Reviews

Elizabeth & Raleigh: Late But Live (Edinburgh & tour)

Editorial Staff

Editorial Staff

| London's West End |

15 August 2008

After last year’s fringe success Johnson and Boswell: Late but Live, Stewart Lee returns having penned another historical reanimation, this time turning his comedic eye towards the infamous relationship between England’s supposed ‘Virgin Queen’, and her favoured courtier and probable lover, Sir Walter Raleigh.

However, where the former offering was well written and sharply performed, this show feels flat and half-baked by comparison. In setting a high standard last year, expectations were always going to be hard to live up to, and the night proves sadly underwhelming.

Miles Jupp plays the arrogant, caddish Raleigh without an ounce of depth, relying purely upon an exaggerated rakish stereotype. This, of course, can be extremely funny when used in moderation (think of Rik Mayall’s Lord Flashheart character in Blackadder), but suffers when it has to carry the majority of the show as the larger half of the double-act. Simon Munnery’s Elizabeth is slightly more interesting, providing many of the better gags, and constantly upbraiding the youthful suitor for his lack of regal respect.
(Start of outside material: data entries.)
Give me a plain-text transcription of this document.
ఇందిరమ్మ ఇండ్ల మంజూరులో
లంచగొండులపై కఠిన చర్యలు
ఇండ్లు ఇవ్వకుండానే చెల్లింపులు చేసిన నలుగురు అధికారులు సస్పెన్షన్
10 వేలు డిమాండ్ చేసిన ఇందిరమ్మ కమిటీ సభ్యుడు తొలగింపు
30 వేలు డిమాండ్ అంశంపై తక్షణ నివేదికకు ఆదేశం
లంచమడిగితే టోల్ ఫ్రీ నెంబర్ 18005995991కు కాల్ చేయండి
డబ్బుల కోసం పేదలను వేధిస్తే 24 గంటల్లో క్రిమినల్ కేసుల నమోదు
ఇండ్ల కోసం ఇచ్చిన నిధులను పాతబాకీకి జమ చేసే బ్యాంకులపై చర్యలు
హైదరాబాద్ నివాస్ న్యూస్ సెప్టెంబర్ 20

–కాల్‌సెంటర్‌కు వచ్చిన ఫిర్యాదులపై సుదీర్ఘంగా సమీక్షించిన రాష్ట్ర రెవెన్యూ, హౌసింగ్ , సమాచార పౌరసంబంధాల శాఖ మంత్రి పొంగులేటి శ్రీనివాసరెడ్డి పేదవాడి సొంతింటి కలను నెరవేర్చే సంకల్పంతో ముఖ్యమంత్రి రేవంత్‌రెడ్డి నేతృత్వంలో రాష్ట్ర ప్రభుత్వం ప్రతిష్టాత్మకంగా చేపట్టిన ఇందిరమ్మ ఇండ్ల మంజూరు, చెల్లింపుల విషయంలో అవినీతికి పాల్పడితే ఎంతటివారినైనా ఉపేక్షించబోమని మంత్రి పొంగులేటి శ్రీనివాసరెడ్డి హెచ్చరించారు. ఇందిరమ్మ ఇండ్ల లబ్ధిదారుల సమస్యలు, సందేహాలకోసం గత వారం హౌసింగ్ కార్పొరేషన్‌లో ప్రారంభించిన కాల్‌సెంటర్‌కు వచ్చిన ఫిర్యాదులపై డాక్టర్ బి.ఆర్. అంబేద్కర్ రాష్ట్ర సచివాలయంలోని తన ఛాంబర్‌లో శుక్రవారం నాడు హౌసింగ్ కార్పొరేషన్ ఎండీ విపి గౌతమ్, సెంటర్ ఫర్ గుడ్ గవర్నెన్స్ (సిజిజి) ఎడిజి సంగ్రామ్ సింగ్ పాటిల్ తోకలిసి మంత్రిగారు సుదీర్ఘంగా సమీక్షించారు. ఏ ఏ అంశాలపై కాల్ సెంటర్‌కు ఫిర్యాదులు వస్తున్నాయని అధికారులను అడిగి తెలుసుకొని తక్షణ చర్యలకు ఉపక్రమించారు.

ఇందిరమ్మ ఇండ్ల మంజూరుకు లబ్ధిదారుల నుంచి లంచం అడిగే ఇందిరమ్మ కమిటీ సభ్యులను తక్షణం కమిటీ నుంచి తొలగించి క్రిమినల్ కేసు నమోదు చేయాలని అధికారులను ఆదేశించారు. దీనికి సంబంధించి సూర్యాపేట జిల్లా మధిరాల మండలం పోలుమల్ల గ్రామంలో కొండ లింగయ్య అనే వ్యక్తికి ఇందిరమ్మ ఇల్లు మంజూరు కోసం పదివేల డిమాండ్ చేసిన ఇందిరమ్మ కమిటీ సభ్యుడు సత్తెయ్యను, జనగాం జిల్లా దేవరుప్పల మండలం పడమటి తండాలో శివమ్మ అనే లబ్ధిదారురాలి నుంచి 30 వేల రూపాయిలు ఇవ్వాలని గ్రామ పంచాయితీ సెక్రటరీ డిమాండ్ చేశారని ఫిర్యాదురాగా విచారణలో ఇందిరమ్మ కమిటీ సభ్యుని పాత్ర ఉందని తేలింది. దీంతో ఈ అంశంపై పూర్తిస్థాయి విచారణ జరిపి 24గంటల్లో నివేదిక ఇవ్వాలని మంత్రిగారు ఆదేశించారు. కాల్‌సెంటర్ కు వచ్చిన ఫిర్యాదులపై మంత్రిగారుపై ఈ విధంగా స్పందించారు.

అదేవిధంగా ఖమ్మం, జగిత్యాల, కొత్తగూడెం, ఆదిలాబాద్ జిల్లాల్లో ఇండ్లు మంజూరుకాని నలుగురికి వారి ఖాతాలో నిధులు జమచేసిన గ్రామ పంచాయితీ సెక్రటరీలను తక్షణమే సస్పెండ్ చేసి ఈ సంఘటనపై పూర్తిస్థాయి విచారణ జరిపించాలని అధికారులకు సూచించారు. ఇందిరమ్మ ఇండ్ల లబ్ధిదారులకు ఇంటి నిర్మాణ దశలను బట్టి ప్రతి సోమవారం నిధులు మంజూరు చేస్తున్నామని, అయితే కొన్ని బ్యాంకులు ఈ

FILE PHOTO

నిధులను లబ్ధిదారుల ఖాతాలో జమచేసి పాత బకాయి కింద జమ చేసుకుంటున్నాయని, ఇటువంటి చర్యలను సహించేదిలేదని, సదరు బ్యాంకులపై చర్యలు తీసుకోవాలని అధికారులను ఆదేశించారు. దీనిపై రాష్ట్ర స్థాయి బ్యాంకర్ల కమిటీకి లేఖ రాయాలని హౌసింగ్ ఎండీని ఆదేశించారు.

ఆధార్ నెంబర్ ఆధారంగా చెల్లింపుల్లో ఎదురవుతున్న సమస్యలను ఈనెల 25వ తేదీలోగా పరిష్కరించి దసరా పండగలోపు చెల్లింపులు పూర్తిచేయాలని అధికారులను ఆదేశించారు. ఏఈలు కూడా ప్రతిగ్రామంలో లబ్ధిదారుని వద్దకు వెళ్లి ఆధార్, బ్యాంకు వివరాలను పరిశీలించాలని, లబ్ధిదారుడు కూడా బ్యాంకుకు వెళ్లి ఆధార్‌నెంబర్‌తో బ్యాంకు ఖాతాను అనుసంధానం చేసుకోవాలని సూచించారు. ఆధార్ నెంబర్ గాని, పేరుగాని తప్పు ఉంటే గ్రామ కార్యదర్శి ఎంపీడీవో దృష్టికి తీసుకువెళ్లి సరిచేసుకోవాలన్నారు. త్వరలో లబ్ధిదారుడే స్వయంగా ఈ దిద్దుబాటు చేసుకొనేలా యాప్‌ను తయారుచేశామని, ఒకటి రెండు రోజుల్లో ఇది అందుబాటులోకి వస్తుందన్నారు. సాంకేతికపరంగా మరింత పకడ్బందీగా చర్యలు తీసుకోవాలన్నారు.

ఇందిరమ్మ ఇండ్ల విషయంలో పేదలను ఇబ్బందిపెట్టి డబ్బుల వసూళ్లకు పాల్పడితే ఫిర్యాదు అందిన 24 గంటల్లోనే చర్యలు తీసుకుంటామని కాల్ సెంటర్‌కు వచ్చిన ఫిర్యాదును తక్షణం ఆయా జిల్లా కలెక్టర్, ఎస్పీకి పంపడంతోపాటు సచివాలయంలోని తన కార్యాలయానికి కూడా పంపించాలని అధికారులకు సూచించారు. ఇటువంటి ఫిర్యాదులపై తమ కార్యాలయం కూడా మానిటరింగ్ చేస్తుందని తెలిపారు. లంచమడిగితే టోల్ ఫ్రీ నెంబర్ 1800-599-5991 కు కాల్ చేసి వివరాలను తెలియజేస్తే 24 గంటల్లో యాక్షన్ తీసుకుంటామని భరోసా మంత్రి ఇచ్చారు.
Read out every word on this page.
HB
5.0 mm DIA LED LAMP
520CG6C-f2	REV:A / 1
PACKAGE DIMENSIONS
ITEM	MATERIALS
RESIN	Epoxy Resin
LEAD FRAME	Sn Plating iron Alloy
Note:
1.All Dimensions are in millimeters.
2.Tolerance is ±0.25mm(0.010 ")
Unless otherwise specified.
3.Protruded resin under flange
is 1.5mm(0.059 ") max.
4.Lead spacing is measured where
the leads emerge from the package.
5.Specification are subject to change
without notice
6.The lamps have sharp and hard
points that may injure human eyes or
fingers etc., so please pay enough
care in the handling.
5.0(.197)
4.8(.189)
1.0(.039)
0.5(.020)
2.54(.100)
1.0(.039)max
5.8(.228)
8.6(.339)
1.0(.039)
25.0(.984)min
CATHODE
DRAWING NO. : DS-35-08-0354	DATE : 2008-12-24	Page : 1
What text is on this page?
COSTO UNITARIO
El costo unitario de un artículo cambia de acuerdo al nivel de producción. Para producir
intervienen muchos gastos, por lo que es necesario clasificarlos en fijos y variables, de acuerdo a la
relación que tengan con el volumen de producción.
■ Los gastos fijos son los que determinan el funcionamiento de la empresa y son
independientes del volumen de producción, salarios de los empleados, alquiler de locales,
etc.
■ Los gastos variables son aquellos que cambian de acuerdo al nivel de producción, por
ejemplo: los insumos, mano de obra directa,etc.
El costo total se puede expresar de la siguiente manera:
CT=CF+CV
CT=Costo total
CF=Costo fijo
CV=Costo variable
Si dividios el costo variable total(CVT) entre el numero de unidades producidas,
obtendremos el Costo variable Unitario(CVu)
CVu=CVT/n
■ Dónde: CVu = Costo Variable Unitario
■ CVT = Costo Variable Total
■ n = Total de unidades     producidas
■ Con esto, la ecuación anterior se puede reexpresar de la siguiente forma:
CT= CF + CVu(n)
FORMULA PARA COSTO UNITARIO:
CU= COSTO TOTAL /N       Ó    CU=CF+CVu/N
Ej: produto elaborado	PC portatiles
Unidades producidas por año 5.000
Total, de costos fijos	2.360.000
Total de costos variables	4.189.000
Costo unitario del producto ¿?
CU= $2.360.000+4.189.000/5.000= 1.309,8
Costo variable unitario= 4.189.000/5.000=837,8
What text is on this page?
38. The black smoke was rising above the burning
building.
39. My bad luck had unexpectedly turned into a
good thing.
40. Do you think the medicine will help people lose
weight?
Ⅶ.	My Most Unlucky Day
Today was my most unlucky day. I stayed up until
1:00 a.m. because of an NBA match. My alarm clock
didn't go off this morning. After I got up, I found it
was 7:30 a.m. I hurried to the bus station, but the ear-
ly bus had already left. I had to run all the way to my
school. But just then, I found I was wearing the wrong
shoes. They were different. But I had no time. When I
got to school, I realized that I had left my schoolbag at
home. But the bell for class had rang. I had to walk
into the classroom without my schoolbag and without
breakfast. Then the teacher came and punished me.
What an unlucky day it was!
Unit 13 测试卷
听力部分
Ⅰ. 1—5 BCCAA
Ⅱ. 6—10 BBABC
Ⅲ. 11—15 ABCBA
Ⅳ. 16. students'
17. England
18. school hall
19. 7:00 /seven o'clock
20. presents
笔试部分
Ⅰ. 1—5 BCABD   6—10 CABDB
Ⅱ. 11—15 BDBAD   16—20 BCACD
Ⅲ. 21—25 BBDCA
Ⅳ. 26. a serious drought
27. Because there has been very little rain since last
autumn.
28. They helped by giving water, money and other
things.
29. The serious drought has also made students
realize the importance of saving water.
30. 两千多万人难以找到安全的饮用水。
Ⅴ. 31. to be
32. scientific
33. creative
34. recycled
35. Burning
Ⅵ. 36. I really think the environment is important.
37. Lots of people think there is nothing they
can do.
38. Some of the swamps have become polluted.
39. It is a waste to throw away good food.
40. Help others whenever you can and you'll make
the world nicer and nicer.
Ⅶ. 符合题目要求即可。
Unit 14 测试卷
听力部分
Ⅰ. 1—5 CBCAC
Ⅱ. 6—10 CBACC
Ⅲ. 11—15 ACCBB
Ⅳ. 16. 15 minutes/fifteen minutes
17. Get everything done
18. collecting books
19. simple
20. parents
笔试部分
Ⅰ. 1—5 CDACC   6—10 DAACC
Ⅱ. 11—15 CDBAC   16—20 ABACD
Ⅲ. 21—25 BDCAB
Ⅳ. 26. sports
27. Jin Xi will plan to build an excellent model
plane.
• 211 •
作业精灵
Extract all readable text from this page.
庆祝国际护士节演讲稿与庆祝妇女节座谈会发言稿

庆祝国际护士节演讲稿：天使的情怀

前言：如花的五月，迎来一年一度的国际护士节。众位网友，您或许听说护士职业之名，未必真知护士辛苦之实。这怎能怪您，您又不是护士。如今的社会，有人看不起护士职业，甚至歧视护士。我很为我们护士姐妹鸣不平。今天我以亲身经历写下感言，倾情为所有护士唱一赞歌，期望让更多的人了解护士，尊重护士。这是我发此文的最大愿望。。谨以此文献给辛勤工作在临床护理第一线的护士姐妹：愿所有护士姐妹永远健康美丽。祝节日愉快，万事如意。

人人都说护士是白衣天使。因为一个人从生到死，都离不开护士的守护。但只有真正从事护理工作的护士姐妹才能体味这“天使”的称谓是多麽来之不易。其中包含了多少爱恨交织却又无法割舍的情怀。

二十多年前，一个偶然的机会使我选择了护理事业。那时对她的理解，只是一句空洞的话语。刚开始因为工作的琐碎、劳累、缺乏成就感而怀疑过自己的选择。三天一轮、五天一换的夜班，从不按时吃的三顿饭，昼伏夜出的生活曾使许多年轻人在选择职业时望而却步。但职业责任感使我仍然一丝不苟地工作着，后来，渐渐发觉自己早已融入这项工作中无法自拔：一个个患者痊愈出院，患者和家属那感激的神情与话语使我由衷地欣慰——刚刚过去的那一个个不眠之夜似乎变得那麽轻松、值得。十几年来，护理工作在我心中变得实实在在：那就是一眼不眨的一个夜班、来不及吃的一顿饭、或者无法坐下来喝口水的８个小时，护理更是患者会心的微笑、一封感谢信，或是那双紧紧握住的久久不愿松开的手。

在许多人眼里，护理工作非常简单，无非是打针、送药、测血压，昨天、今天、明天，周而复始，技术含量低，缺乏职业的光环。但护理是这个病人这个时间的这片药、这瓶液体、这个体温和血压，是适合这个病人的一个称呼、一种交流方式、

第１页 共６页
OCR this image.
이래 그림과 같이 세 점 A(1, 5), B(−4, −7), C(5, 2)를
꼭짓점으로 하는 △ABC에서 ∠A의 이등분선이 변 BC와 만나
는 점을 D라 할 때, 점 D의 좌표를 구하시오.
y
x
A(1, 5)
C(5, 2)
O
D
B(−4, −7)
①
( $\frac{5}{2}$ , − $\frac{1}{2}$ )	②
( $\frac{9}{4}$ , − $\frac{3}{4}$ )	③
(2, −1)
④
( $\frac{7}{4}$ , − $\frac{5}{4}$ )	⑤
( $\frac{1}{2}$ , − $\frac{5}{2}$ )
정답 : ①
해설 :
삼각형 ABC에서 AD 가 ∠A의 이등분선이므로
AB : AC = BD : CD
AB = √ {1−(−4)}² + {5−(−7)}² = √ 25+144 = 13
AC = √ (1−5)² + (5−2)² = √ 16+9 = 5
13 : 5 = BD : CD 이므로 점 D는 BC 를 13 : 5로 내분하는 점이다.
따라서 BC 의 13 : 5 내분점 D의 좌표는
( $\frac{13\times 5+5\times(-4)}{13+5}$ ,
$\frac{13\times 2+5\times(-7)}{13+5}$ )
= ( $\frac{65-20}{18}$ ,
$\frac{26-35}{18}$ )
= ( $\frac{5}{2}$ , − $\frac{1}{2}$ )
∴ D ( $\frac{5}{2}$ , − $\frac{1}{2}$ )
The evening is certainly not lacking in laughs. There are some nicely polished jokes about foreigners (the blurb for the show gleefully proclaims ‘xenophobia’ as one of its selling points), the unsurprisingly humourous man-in-drag innuendos, a brilliant scene about the Spanish Armada, as well as a few other well constructed set-pieces. Overall, though, there is too much of a lull between these peaks, with carelessly put-together transitions, and simply weak material. It’s not so much a bad night out as just a disappointing one.

If this play had been written by an up-and-coming student group, rather than an undeniable comic genius, then it could have been a worthy effort. Unfortunately, though, it seems to be a hastily cobbled together money-spinner looking to cash in on the Late but Live format’s previous acclaim. Let’s hope that, if he decides to wheel out another historical two-hander next year, Lee produces something much tighter and, dare I say, funnier, next year.